Crocidolite is widely regarded as the most lethal type of asbestos. This is because the fibres are so thin and almost hair-like. They can become airborne very easily, and once they are airborne they can be breathed in very easily. Once this has occurred, it is almost impossible to get the fibres out of the lungs and digestive system, and they can then continue to cause irritation and inflammation. It only takes a small amount of fibres to put a person at risk. The import and use of blue asbestos was banned in the 1980s.

Grunerite

Grunerite (also known as brown asbestos or amosite) has harsh, spiky fibres. Most of the brown asbestos which is used worldwide was mined from South Africa. These fibres have a good tensile strength and they are resistant to heat.

In the United Kingdom, brown asbestos was widely used in the manufacture of insulation boards and ceiling tiles. It was also used in anti-condensation materials and materials which were required to be strong but maintain good acoustic qualities. People who are exposed to this type of asbestos are far more likely to develop cancer than with any other type of asbestos. It is widely linked with the development of lung cancer, asbestosis and mesothelioma. The use and import of brown asbestos was banned in the 1980s in the United Kingdom.

Uncommon Asbestos Types

The following three types of asbestos are less commonly used, although they are also still thought to cause asbestos-related illnesses if they are handled in an unsafe manner.

  • Tremolite

Tremolite has only ever been mined in low levels in a few places around the world, and it is therefore uncommon in the United Kingdom. In most circumstances, when tremolite asbestos is found, it is considered to be a contaminant.
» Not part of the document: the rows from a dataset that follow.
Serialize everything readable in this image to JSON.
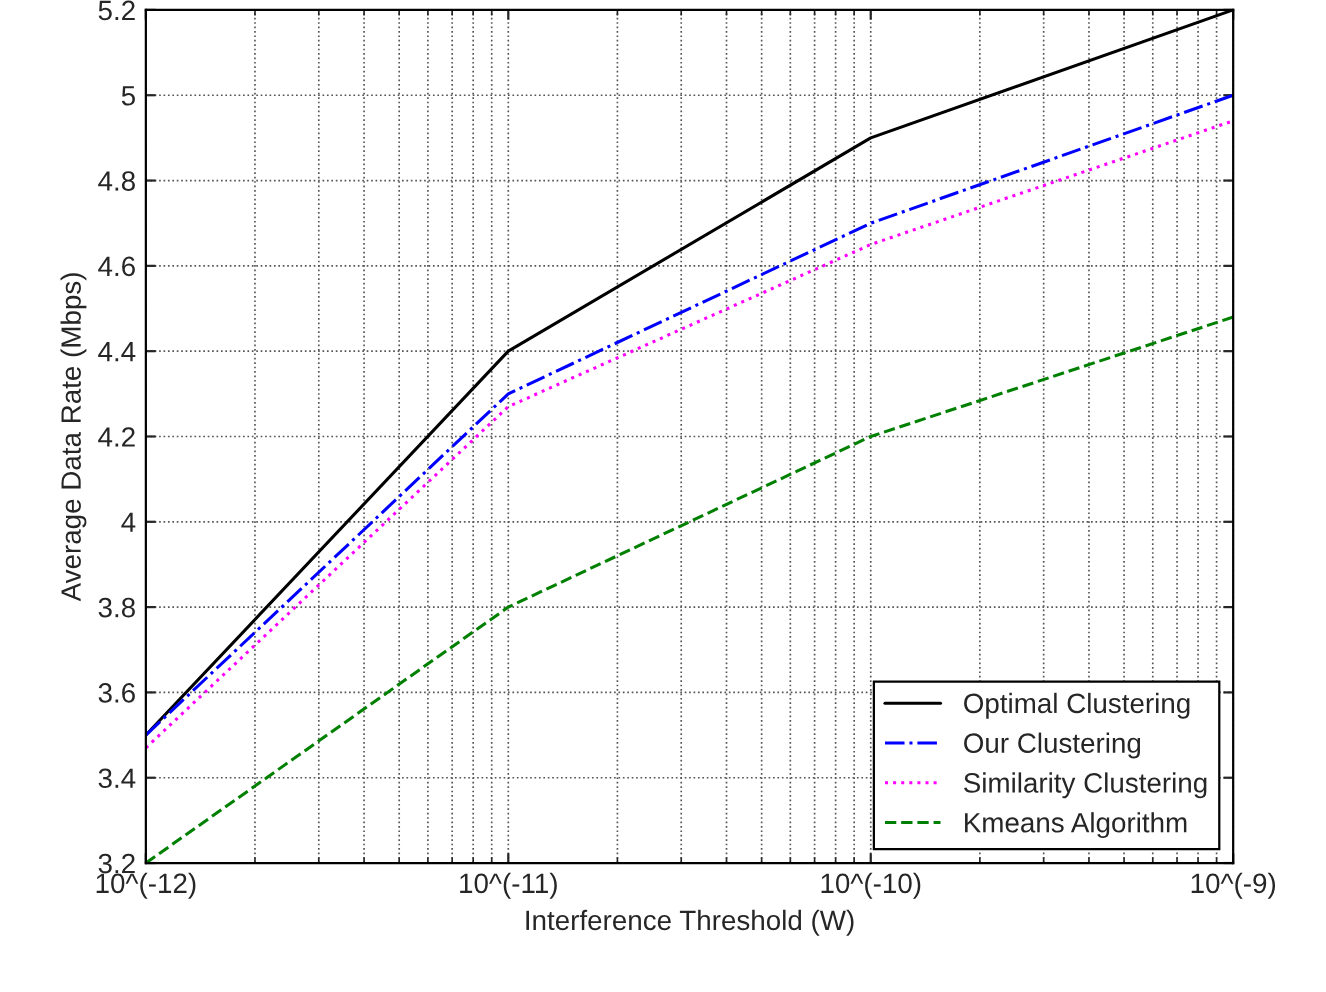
{
  "chart_data": {
    "type": "line",
    "xlabel": "Interference Threshold (W)",
    "ylabel": "Average Data Rate (Mbps)",
    "categories": [
      "10^(-12)",
      "10^(-11)",
      "10^(-10)",
      "10^(-9)"
    ],
    "series": [
      {
        "name": "Optimal Clustering",
        "color": "#000000",
        "line_style": "solid",
        "values": [
          3.5,
          4.4,
          4.9,
          5.2
        ]
      },
      {
        "name": "Our Clustering",
        "color": "#0000ff",
        "line_style": "dashdot",
        "values": [
          3.5,
          4.3,
          4.7,
          5.0
        ]
      },
      {
        "name": "Similarity Clustering",
        "color": "#ff00ff",
        "line_style": "dotted",
        "values": [
          3.47,
          4.27,
          4.65,
          4.94
        ]
      },
      {
        "name": "Kmeans Algorithm",
        "color": "#008000",
        "line_style": "dashed",
        "values": [
          3.2,
          3.8,
          4.2,
          4.48
        ]
      }
    ],
    "ylim": [
      3.2,
      5.2
    ],
    "yticks": [
      3.2,
      3.4,
      3.6,
      3.8,
      4,
      4.2,
      4.4,
      4.6,
      4.8,
      5,
      5.2
    ],
    "grid": true,
    "legend": "bottom right",
    "marker": "none"
  }
}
For example, large numbers of people in Libby, Montana were put at risk after vermiculite, which was mined there, was found to contain tremolite asbestos.

In a few circumstances, tremolite was used in paints and sealants where a heat or fire retardant material was required.

  • Anthrophyllite Asbestos

This type of asbestos is also sometimes referred to as “brown” asbestos. It is often discovered as a contaminant in mines, such as talc mines. The fibres of anthrophyllite are long and flexible. This type of asbestos has been used in asbestos cement, insulation, roofing materials and composite flooring. Whilst it has been directly linked to breathing problems amongst people who have inhaled large amounts of fibres, it has not been conclusively linked to mesothelioma.

Although it is considered to be the safest of all of the forms of asbestos, its use and import is still regulated in the United Kingdom.

  • Actinolite

Actinolite is an uncommon type of asbestos which is only found in a few places worldwide. Although it can be found in an “asbestos” form, actinolite can also be in a gemstone form as well. Because of its rarity, it has not been used in any of the same roles as the other types of asbestos. However, its use is regulated to prevent future issues from arising.